Şakirpaşa () is a mahalle in the Seyhan district of the city of Adana, 3 km west of the city centre. The neighborhood is situated south of the D400 state road, next to the Şakirpaşa Airport.

Governance
Şakirpaşa is a mahalle and it is administered by the Muhtar and the Seniors Council.

Demographics
The population of Şakirpaşa as of December 31, 2014 is 12,363. Most of the residents are Kurdish.

Economy
Şakirpaşa is a low-income working-class neighborhood. Most of the residents work at the factories and shops at low-paid jobs.

Sports
ABB Şakirpaşa is a handball club that promoted to the Turkish Women's Handball Super League on 21 April 2016, at the playoff finals in Ankara.
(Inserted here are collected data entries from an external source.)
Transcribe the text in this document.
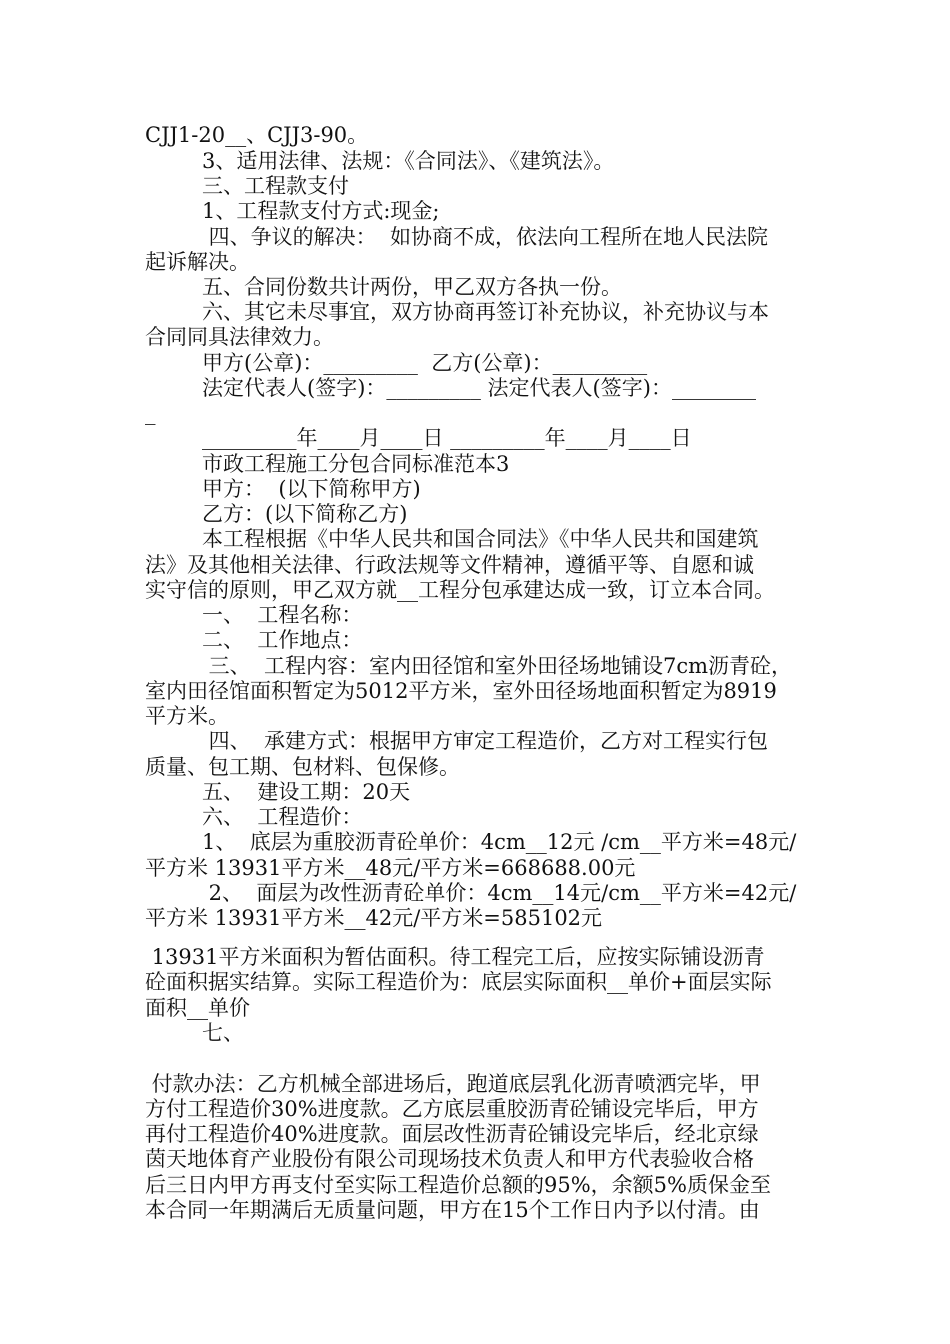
CJJ1-20__、CJJ3-90。
3、适用法律、法规：《合同法》、《建筑法》。
三、工程款支付
1、工程款支付方式:现金;
四、争议的解决：  如协商不成，依法向工程所在地人民法院
起诉解决。
五、合同份数共计两份，甲乙双方各执一份。
六、其它未尽事宜，双方协商再签订补充协议，补充协议与本
合同同具法律效力。
甲方(公章)：_________  乙方(公章)：_________
法定代表人(签字)：_________ 法定代表人(签字)：________
_
_________年____月____日 _________年____月____日
市政工程施工分包合同标准范本3
甲方：  (以下简称甲方)
乙方：(以下简称乙方)
本工程根据《中华人民共和国合同法》《中华人民共和国建筑
法》及其他相关法律、行政法规等文件精神，遵循平等、自愿和诚
实守信的原则，甲乙双方就__工程分包承建达成一致，订立本合同。
一、  工程名称：
二、  工作地点：
三、  工程内容：室内田径馆和室外田径场地铺设7cm沥青砼，
室内田径馆面积暂定为5012平方米，室外田径场地面积暂定为8919
平方米。
四、  承建方式：根据甲方审定工程造价，乙方对工程实行包
质量、包工期、包材料、包保修。
五、  建设工期：20天
六、  工程造价：
1、  底层为重胶沥青砼单价：4cm__12元 /cm__平方米=48元/
平方米 13931平方米__48元/平方米=668688.00元
2、  面层为改性沥青砼单价：4cm__14元/cm__平方米=42元/
平方米 13931平方米__42元/平方米=585102元
13931平方米面积为暂估面积。待工程完工后，应按实际铺设沥青
砼面积据实结算。实际工程造价为：底层实际面积__单价+面层实际
面积__单价
七、
付款办法：乙方机械全部进场后，跑道底层乳化沥青喷洒完毕，甲
方付工程造价30%进度款。乙方底层重胶沥青砼铺设完毕后，甲方
再付工程造价40%进度款。面层改性沥青砼铺设完毕后，经北京绿
茵天地体育产业股份有限公司现场技术负责人和甲方代表验收合格
后三日内甲方再支付至实际工程造价总额的95%，余额5%质保金至
本合同一年期满后无质量问题，甲方在15个工作日内予以付清。由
The venue of Şakirpaşa is Yüreğir Serinevler Arena.

Transport
Şakirpaşa Airport is within the mahalle borders, 2 km from the residential areas.

Şakirpaşa Railway Station is 400 m north of the neighborhood, at the Sakarya mahalle, one block north of the D400 state road. The station is currently served by two regional lines and one long-distance line.

Adana Metropolitan Municipality Bus Department (ABBO) has bus routes from downtown Adana to Şakirpaşa. Şakirpaşa Minibus Co-operative also conducts local transport from downtown.